Menteri Lingkungan Hidup (LH) Hanif Faisol Nurofiq akan melakukan pengawasan dan penegakan hukum jika masih ada pihak melanggar ketentuan penghentian impor sampah plastik, yang rencananya diberlakukan pada 2025.Terkait dengan hal tersebut, penulis pernah angkat ke permukaan di media ini  edisi  Septemberv ’24 dibawhn judul  ” Impor Sampah Plastik di Indonesia”.

Penulis menjelaskan bahwa, Di Indonesia, impor sampah plastik telah menjadi sebuah isu penting dalam beberapa tahun terakhir, terutama terkait dampaknya terhadap lingkungan.

Pada tahun 2022, impor sampah plastik di Indonesia mencapai lebih dari 194 ribu ton. Hal ini menempatkan Indonesia sebagai salah satu pengimpor terbesar sampah plastik di dunia.

Pada awal April 2024, sejumlah aktivis lingkungan di Indonesia melakukan unjuk rasa menuntut penghentian pengiriman sampah plastik ke Indonesia oleh Jepang. “Pengiriman sampah plastik ke negara-negara berkembang seperti Indonesia tidak hanya merupakan tindakan tidak etis, tetapi juga menciptakan dampak serius bagi ekosistem sungai dan kesehatan,” kata Alaika Rahmatullah, koordinator aksi, dalam siaran persnya.
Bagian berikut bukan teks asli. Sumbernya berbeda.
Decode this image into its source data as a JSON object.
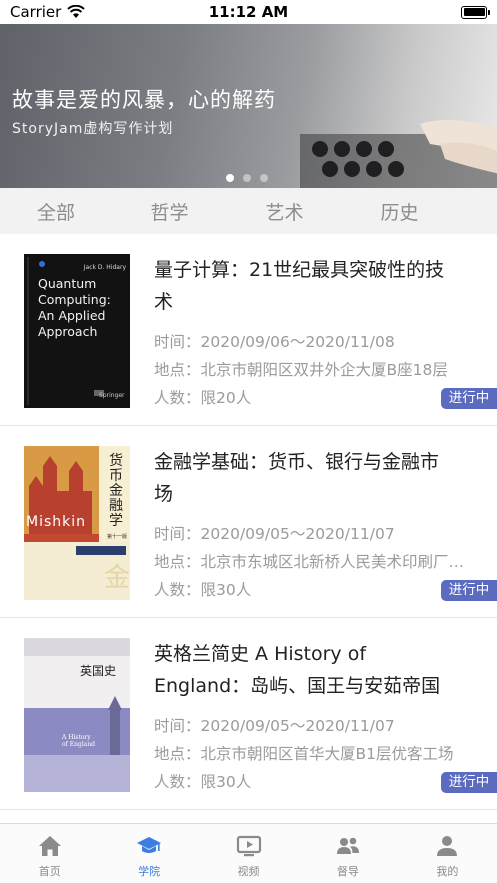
{
  "status_bar": {
    "carrier": "Carrier",
    "time": "11:12 AM"
  },
  "banner": {
    "title": "故事是爱的风暴，心的解药",
    "subtitle": "StoryJam虚构写作计划",
    "page_count": 3,
    "active_page": 1
  },
  "categories": [
    "全部",
    "哲学",
    "艺术",
    "历史"
  ],
  "courses": [
    {
      "title": "量子计算：21世纪最具突破性的技术",
      "time": "时间：2020/09/06～2020/11/08",
      "location": "地点：北京市朝阳区双井外企大厦B座18层",
      "capacity": "人数：限20人",
      "status": "进行中",
      "cover": {
        "author": "Jack D. Hidary",
        "lines": [
          "Quantum",
          "Computing:",
          "An Applied",
          "Approach"
        ],
        "publisher": "Springer"
      }
    },
    {
      "title": "金融学基础：货币、银行与金融市场",
      "time": "时间：2020/09/05～2020/11/07",
      "location": "地点：北京市东城区北新桥人民美术印刷厂文创园",
      "capacity": "人数：限30人",
      "status": "进行中",
      "cover": {
        "vertical_title": "货币金融学",
        "name": "Mishkin",
        "edition": "第十一版"
      }
    },
    {
      "title": "英格兰简史 A History of England：岛屿、国王与安茹帝国",
      "time": "时间：2020/09/05～2020/11/07",
      "location": "地点：北京市朝阳区首华大厦B1层优客工场",
      "capacity": "人数：限30人",
      "status": "进行中",
      "cover": {
        "cn_title": "英国史",
        "en_line1": "A History",
        "en_line2": "of England"
      }
    }
  ],
  "tab_bar": {
    "active": "学院",
    "tabs": [
      {
        "label": "首页",
        "icon": "home-icon"
      },
      {
        "label": "学院",
        "icon": "graduation-cap-icon"
      },
      {
        "label": "视频",
        "icon": "video-play-icon"
      },
      {
        "label": "督导",
        "icon": "group-icon"
      },
      {
        "label": "我的",
        "icon": "person-icon"
      }
    ]
  }
}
Idealnya, negara pengimpor sampah plastik dapat memperoleh keuntungan finansial sekaligus tetap menjaga kelestarian lingkungan apabila mampu mengelola dan memanfaatkan dengan baik sampah plastik kiriman dari negara pengekspor. Namun, kenyataannya, banyak sampah plastik yang dikirim ke Indonesia tidak dapat digunakan, antara lain karena kondisinya yang tidak layak (terkontaminasi, terdegradasi/terurai, dan sebagainya) dan fasilitas pengelolaan yang kurang memadai. Penelitian Ecoton dan Nexuse menemukan bahwa antara 25-50% sampah plastik yang diimpor oleh perusahaan daur ulang plastik dan kertas di Indonesia tidak dikelola dengan baik.

 

Menurut Peraturan Menteri Perdagangan Nomor 31 tahun 2016, impor dan ekspor limbah diizinkan sepanjang limbah tersebut tidak berbahaya dan tidak beracun (non-limbah B3). Limbah yang dikategorikan sebagai B3 adalah limbah yang mengandung unsur/senyawa yang mudah meledak, mudah terbakar, reaktif, infeksi, korosif, dan beracun. Namun, meskipun tidak dianggap sebagai berbahaya, impor limbah plastik tetap membutuhkan pengawasan yang ketat karena potensinya untuk terurai menjadi mikroplastik yang dapat mencemari ekosistem dan dapat membahayakan kesehatan.

Baca Juga  "Sekolah : mata air budaya minim sampah" (Seri Hidup Minim Sampah-seri 23)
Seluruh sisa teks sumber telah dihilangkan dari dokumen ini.